For instance, while variable annuities were historically limited to the most basic of investment portfolios, many now offer portfolios that include international equity, mid-cap equity, high yield bonds, REITS, ETFs, and global bonds with many different fund management companies. Others include multiple guaranteed accounts offering competitive interest rates, which provide the flexibility to make a tax-free transfer into these types of accounts or to dollar cost average into the equity accounts.

Indexed Annuities

The equity indexed annuity product allows participation in the upside of the S&P 500 Index by crediting an interest rate that is tied directly to the performance of the index. Most guarantee a percentage participation rate that varies depending on the current interest rate environment. If the contract is held until the end of the guarantee period, investors can be assured of a return of original premium, plus a minimum guaranteed interest rate of 3%.

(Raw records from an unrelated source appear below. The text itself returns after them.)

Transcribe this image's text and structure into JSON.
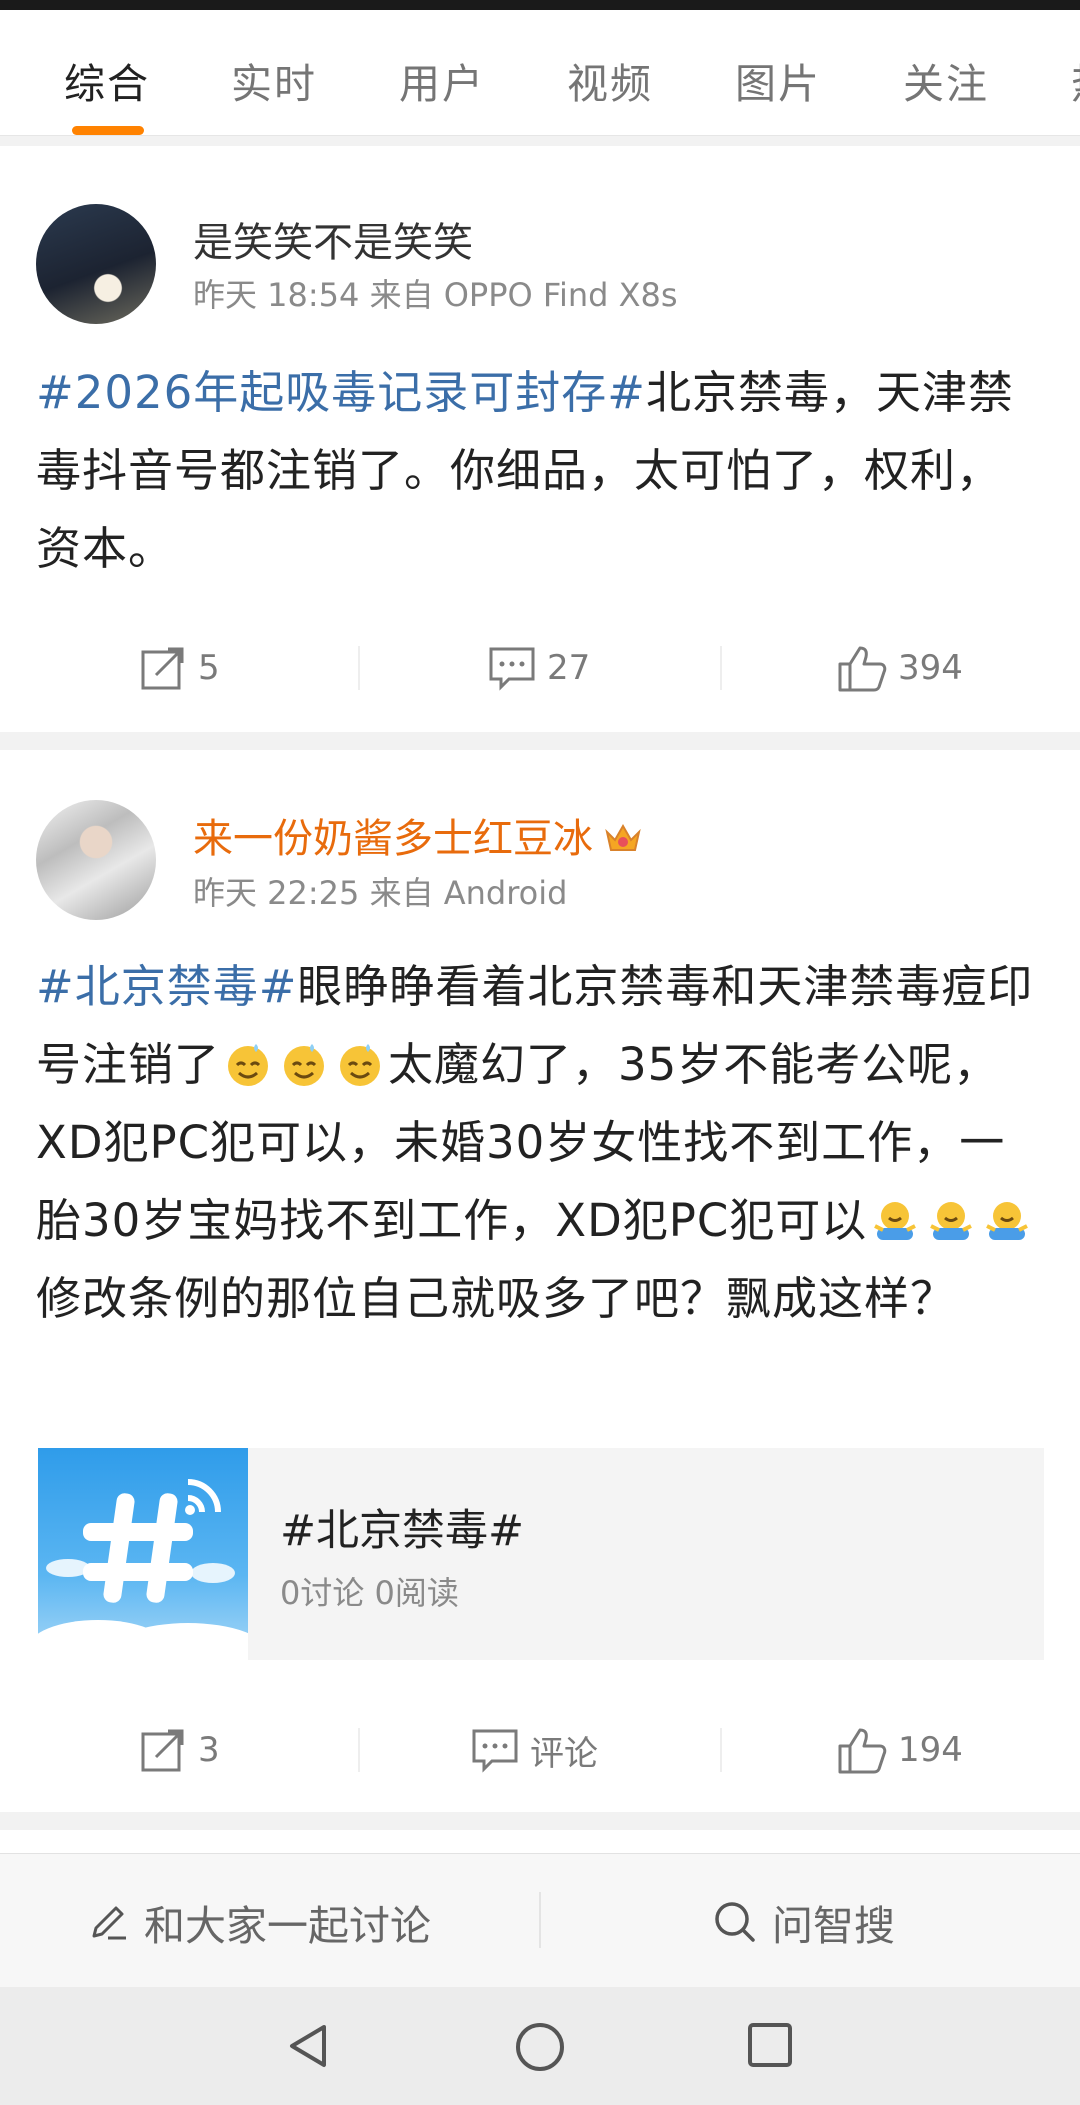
{
  "tabs": [
    "综合",
    "实时",
    "用户",
    "视频",
    "图片",
    "关注",
    "热"
  ],
  "posts": [
    {
      "username": "是笑笑不是笑笑",
      "meta": "昨天 18:54 来自 OPPO Find X8s",
      "text_tag": "#2026年起吸毒记录可封存#",
      "text_body": "北京禁毒，天津禁毒抖音号都注销了。你细品，太可怕了，权利，资本。",
      "repost_count": "5",
      "comment_label": "27",
      "like_count": "394"
    },
    {
      "username": "来一份奶酱多士红豆冰",
      "meta": "昨天 22:25 来自 Android",
      "text_tag": "#北京禁毒#",
      "text_part1": "眼睁睁看着北京禁毒和天津禁毒痘印号注销了",
      "text_part2": "太魔幻了，35岁不能考公呢，XD犯PC犯可以，未婚30岁女性找不到工作，一胎30岁宝妈找不到工作，XD犯PC犯可以",
      "text_part3": "修改条例的那位自己就吸多了吧？飘成这样？",
      "topic_title": "#北京禁毒#",
      "topic_stats": "0讨论 0阅读",
      "repost_count": "3",
      "comment_label": "评论",
      "like_count": "194"
    }
  ],
  "bottom_bar": {
    "discuss_label": "和大家一起讨论",
    "search_label": "问智搜"
  },
  "colors": {
    "accent": "#ff8200",
    "hashtag": "#3b6ea8",
    "vip_name": "#e86b0c"
  }
}
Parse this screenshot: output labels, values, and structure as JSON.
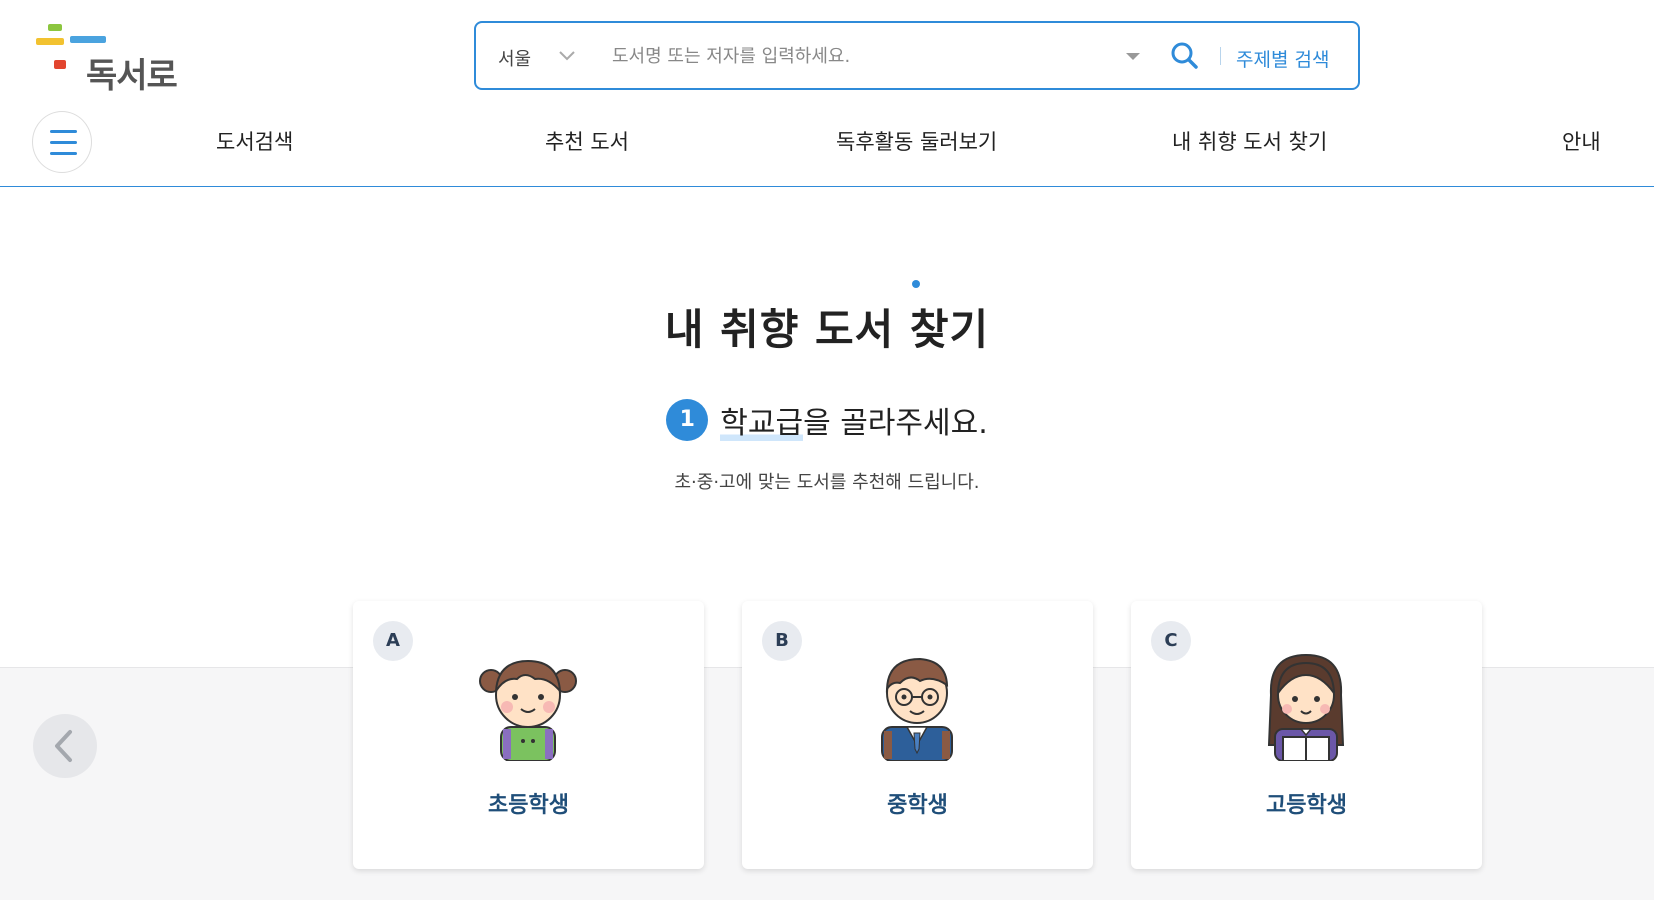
{
  "logo": {
    "text": "독서로"
  },
  "search": {
    "region": "서울",
    "placeholder": "도서명 또는 저자를 입력하세요.",
    "topic_search_label": "주제별 검색"
  },
  "nav": {
    "items": [
      {
        "label": "도서검색"
      },
      {
        "label": "추천 도서"
      },
      {
        "label": "독후활동 둘러보기"
      },
      {
        "label": "내 취향 도서 찾기"
      },
      {
        "label": "안내"
      }
    ]
  },
  "main": {
    "title": "내 취향 도서 찾기",
    "step_number": "1",
    "step_highlight": "학교급",
    "step_rest": "을 골라주세요.",
    "subtitle": "초·중·고에 맞는 도서를 추천해 드립니다."
  },
  "cards": [
    {
      "badge": "A",
      "label": "초등학생",
      "icon": "elementary-student-icon"
    },
    {
      "badge": "B",
      "label": "중학생",
      "icon": "middle-school-student-icon"
    },
    {
      "badge": "C",
      "label": "고등학생",
      "icon": "high-school-student-icon"
    }
  ],
  "colors": {
    "accent": "#2f8bd9",
    "card_label": "#1f4e79",
    "band": "#f6f6f7"
  }
}
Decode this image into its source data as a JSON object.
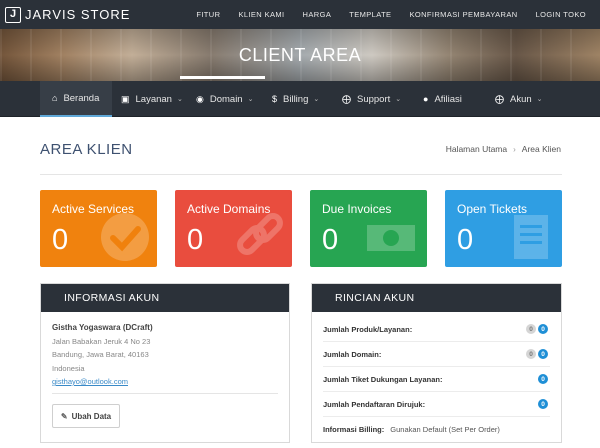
{
  "brand": {
    "mark": "J",
    "name": "JARVIS STORE"
  },
  "top_nav": [
    "FITUR",
    "KLIEN KAMI",
    "HARGA",
    "TEMPLATE",
    "KONFIRMASI PEMBAYARAN",
    "LOGIN TOKO"
  ],
  "hero": {
    "title": "CLIENT AREA"
  },
  "main_nav": [
    {
      "label": "Beranda",
      "icon": "home-icon"
    },
    {
      "label": "Layanan",
      "icon": "cube-icon"
    },
    {
      "label": "Domain",
      "icon": "globe-icon"
    },
    {
      "label": "Billing",
      "icon": "dollar-icon"
    },
    {
      "label": "Support",
      "icon": "lifebuoy-icon"
    },
    {
      "label": "Afiliasi",
      "icon": "user-icon"
    },
    {
      "label": "Akun",
      "icon": "account-icon"
    }
  ],
  "page": {
    "title": "AREA KLIEN",
    "breadcrumb": [
      "Halaman Utama",
      "Area Klien"
    ]
  },
  "tiles": [
    {
      "label": "Active Services",
      "count": "0",
      "color": "#f0820e",
      "icon": "check-icon"
    },
    {
      "label": "Active Domains",
      "count": "0",
      "color": "#e94d3e",
      "icon": "link-icon"
    },
    {
      "label": "Due Invoices",
      "count": "0",
      "color": "#27a552",
      "icon": "money-icon"
    },
    {
      "label": "Open Tickets",
      "count": "0",
      "color": "#2f9ee3",
      "icon": "ticket-icon"
    }
  ],
  "info_panel": {
    "title": "INFORMASI AKUN",
    "name": "Gistha Yogaswara (DCraft)",
    "address1": "Jalan Babakan Jeruk 4 No 23",
    "address2": "Bandung, Jawa Barat, 40163",
    "country": "Indonesia",
    "email": "gisthayo@outlook.com",
    "button": "Ubah Data"
  },
  "rincian_panel": {
    "title": "RINCIAN AKUN",
    "rows": [
      {
        "label": "Jumlah Produk/Layanan:",
        "grey": "0",
        "blue": "0"
      },
      {
        "label": "Jumlah Domain:",
        "grey": "0",
        "blue": "0"
      },
      {
        "label": "Jumlah Tiket Dukungan Layanan:",
        "blue": "0"
      },
      {
        "label": "Jumlah Pendaftaran Dirujuk:",
        "blue": "0"
      }
    ],
    "billing_label": "Informasi Billing:",
    "billing_value": "Gunakan Default (Set Per Order)"
  },
  "colors": {
    "dark": "#2b3139",
    "accent": "#5fa8d8",
    "title": "#3e5170"
  }
}
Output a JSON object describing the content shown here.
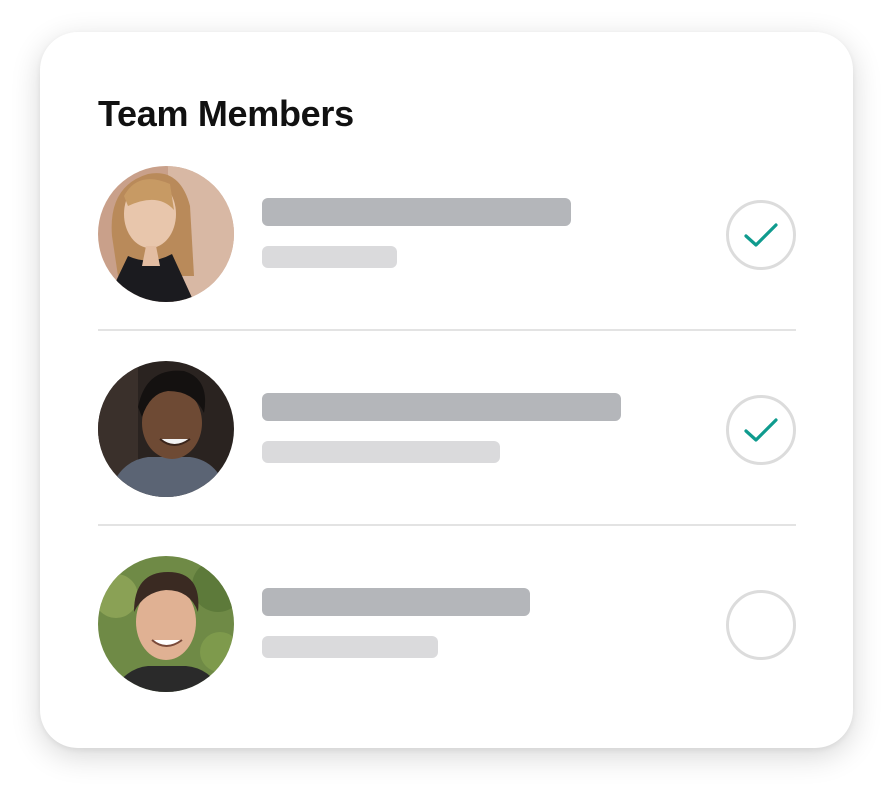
{
  "card": {
    "title": "Team Members"
  },
  "members": [
    {
      "checked": true
    },
    {
      "checked": true
    },
    {
      "checked": false
    }
  ],
  "colors": {
    "check_accent": "#0f9b8e",
    "bar_primary": "#b4b6ba",
    "bar_secondary": "#dadadc"
  }
}
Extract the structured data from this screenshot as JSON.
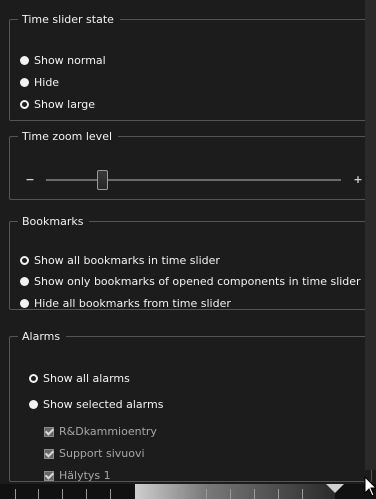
{
  "time_slider_state": {
    "title": "Time slider state",
    "options": [
      {
        "label": "Show normal",
        "selected": false
      },
      {
        "label": "Hide",
        "selected": false
      },
      {
        "label": "Show large",
        "selected": true
      }
    ]
  },
  "time_zoom_level": {
    "title": "Time zoom level",
    "minus_glyph": "−",
    "plus_glyph": "+",
    "level_fraction": 0.19
  },
  "bookmarks": {
    "title": "Bookmarks",
    "options": [
      {
        "label": "Show all bookmarks in time slider",
        "selected": true
      },
      {
        "label": "Show only bookmarks of opened components in time slider",
        "selected": false
      },
      {
        "label": "Hide all bookmarks from time slider",
        "selected": false
      }
    ]
  },
  "alarms": {
    "title": "Alarms",
    "options": [
      {
        "label": "Show all alarms",
        "selected": true
      },
      {
        "label": "Show selected alarms",
        "selected": false
      }
    ],
    "selected_alarms": [
      {
        "label": "R&Dkammioentry",
        "checked": true
      },
      {
        "label": "Support sivuovi",
        "checked": true
      },
      {
        "label": "Hälytys 1",
        "checked": true
      }
    ]
  }
}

An equity indexed-annuity is likely to outperform fixed annuities when interest rates are low and variable annuities when the market is trending downward. They permit participation in stock market-like rates of return with downside protection. And, for retirement age physician investors, look at immediate versions of equity index annuity products, which link income payments to an index and thereby offer an inflation hedge.


Faced with a rocky market and unknown interest rate scenarios, annuities may be a consideration to the portfolios of suitable physicians; if costs are appreciated, other qualified retirement plans fully funded and time-line long. Comments on this often contentious topic, are appreciated. Are these annuities an insurance product, investment product, or both; and why not use a “purer-play for same?”